African beauty
Rather a dull start to the day - we did discuss going out somewhere, but the weather wasn’t very promising. A usual visit to the pier for fish and then to the library. I’d just finished Charley Boorman’s ‘By Any Means’, in which he describes his journey from Ireland to Australia, and was hoping to find the next one where he travels from Australia to Japan, but the library didn’t have it and will try to find it for me.
After lunch I chopped up the remaining prunings from the hedge and drove down to the dump - the last time for a while I hope. I had to wait a while as one of the skips was being moved, but I eventually got in and a kind fellow dumper helped me tip the bulk bag into the skip.
Halfway through the afternoon the sun came out and the sky turned blue, so we got the chairs out, put the kettle on and looked forward to a relaxing time out on the deck. It was, for about 10 minutes, then the clouds came over and the wind sprang up. Typical!

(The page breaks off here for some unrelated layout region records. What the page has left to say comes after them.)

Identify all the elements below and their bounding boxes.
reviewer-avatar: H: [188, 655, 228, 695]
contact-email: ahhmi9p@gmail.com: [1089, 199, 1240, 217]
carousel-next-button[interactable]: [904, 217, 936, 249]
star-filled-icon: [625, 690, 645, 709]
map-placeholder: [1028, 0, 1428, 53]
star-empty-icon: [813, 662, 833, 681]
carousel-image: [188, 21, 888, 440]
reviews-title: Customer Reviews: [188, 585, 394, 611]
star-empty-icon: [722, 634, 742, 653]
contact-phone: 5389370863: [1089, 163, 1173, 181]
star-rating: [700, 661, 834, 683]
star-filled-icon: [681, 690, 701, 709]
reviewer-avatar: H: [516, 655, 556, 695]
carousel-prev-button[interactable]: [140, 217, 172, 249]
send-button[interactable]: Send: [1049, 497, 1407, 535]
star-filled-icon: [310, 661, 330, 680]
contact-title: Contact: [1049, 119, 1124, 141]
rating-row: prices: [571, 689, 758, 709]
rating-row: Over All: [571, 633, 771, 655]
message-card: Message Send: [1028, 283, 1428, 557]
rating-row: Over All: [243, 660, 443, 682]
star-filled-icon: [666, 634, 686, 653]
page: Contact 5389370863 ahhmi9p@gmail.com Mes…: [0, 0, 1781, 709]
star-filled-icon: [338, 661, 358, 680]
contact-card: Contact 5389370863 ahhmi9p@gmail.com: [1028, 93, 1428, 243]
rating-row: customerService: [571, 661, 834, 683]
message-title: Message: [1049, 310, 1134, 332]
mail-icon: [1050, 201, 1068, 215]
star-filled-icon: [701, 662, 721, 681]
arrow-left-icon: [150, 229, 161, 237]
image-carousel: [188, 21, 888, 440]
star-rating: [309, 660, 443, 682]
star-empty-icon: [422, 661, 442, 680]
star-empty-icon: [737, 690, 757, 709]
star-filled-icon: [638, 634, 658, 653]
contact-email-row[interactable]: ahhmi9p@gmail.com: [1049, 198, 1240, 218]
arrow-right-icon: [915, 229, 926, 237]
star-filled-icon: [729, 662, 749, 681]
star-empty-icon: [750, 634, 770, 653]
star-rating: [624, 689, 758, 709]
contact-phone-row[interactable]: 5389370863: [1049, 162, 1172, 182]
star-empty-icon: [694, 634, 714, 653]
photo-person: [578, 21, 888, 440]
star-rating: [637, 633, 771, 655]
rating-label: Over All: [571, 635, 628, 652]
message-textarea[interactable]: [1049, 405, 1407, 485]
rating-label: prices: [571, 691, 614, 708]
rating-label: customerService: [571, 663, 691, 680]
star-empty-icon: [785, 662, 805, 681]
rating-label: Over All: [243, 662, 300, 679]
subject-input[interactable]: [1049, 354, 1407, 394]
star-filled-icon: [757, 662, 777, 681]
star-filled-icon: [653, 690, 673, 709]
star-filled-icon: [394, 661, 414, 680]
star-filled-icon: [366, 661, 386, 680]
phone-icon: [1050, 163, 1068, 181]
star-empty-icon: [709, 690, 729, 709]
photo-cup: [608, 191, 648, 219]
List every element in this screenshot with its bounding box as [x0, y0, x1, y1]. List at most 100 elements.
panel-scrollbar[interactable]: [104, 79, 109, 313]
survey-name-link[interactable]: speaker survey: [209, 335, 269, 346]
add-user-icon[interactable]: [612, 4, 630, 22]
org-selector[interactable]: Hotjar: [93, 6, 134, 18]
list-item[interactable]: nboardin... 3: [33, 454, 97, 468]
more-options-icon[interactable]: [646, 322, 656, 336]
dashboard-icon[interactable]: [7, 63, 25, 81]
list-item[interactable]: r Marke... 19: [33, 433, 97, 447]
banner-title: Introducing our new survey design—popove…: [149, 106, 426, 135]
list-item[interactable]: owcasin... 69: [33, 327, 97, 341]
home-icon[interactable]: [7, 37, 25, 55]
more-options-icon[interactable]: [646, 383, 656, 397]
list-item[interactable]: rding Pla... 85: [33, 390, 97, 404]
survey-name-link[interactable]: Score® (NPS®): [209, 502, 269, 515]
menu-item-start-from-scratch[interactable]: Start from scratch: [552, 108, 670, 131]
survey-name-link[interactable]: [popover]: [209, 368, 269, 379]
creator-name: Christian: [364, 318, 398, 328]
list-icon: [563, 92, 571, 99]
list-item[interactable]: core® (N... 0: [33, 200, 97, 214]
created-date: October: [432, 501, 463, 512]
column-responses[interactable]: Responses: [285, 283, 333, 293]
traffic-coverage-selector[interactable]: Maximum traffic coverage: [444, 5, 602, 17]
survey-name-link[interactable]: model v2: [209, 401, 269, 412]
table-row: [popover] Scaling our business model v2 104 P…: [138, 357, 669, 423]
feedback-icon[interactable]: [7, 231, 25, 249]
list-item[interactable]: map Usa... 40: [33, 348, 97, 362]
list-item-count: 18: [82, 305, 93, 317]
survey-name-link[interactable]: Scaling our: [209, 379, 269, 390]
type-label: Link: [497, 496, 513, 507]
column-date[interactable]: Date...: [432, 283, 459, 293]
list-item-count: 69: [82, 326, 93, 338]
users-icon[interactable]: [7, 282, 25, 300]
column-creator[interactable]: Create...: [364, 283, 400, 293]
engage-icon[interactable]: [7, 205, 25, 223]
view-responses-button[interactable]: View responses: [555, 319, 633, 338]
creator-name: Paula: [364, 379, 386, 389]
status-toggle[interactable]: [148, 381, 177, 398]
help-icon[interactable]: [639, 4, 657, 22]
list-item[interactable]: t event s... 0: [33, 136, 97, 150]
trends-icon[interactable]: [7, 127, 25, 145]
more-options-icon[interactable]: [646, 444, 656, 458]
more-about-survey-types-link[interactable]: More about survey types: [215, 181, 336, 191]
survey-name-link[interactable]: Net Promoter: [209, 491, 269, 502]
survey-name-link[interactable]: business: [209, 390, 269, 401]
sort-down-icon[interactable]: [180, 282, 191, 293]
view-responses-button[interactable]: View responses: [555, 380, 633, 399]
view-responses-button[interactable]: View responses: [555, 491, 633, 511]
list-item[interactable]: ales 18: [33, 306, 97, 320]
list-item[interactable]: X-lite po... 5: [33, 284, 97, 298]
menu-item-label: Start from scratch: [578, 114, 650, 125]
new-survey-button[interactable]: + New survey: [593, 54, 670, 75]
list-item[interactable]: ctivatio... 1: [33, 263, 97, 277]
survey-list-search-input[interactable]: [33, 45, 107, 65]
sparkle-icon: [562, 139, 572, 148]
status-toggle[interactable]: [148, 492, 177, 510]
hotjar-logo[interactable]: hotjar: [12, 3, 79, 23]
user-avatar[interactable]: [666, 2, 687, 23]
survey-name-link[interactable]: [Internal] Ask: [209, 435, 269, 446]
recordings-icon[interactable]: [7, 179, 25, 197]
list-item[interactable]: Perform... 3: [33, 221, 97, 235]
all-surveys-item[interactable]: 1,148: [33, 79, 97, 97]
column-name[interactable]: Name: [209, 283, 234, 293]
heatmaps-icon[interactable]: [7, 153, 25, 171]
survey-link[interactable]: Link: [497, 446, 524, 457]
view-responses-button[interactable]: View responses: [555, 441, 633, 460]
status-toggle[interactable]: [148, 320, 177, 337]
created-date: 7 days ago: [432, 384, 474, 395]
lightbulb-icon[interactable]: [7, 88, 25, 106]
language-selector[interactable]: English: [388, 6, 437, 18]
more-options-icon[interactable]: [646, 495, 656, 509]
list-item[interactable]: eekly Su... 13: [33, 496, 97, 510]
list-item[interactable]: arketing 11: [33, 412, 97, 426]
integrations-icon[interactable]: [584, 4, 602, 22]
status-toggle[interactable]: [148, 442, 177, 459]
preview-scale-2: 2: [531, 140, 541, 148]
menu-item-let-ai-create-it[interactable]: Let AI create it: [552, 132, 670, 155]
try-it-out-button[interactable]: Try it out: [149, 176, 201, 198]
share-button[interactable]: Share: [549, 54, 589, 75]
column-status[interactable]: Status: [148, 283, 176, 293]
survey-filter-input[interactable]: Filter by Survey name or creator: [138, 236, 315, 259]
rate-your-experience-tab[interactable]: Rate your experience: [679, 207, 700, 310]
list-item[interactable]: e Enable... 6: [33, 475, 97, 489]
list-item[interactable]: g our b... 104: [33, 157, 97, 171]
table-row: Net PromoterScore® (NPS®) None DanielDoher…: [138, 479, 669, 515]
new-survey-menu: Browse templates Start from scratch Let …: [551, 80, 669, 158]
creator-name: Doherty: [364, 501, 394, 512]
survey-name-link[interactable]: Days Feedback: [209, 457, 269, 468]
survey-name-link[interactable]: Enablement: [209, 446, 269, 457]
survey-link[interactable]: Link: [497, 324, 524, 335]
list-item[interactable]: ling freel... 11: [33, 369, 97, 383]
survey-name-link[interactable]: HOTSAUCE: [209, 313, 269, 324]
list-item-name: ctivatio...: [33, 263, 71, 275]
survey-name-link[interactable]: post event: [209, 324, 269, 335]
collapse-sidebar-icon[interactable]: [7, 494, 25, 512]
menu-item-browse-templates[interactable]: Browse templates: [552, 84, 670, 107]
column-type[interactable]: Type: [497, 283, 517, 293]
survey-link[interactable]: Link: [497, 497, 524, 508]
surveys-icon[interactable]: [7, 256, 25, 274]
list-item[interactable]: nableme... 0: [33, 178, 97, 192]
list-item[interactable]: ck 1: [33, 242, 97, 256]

Did some work in the greenhouse, mainly potting up, and looking for a subject for my Blip decided on this cute little begonia. I’d grown Begonia sutherlandii many times in the past, but couldn’t bring everything with me when I retired! A friend promised me a plant and I collected it a couple of weeks ago. A small species, which being tuberous dies back in the winter, but regrows rapidly in the spring. I was going to comment that it comes from south-east Africa, but after Googling it I thought I should mention everything! “It’s native to forested mountain slopes in south-eastern Africa from the Eastern Cape and KwaZulu-Natal provinces of South Africa north through Lesotho, Eswatini, and eastern Zimbabwe to Tanzania.” News to me too!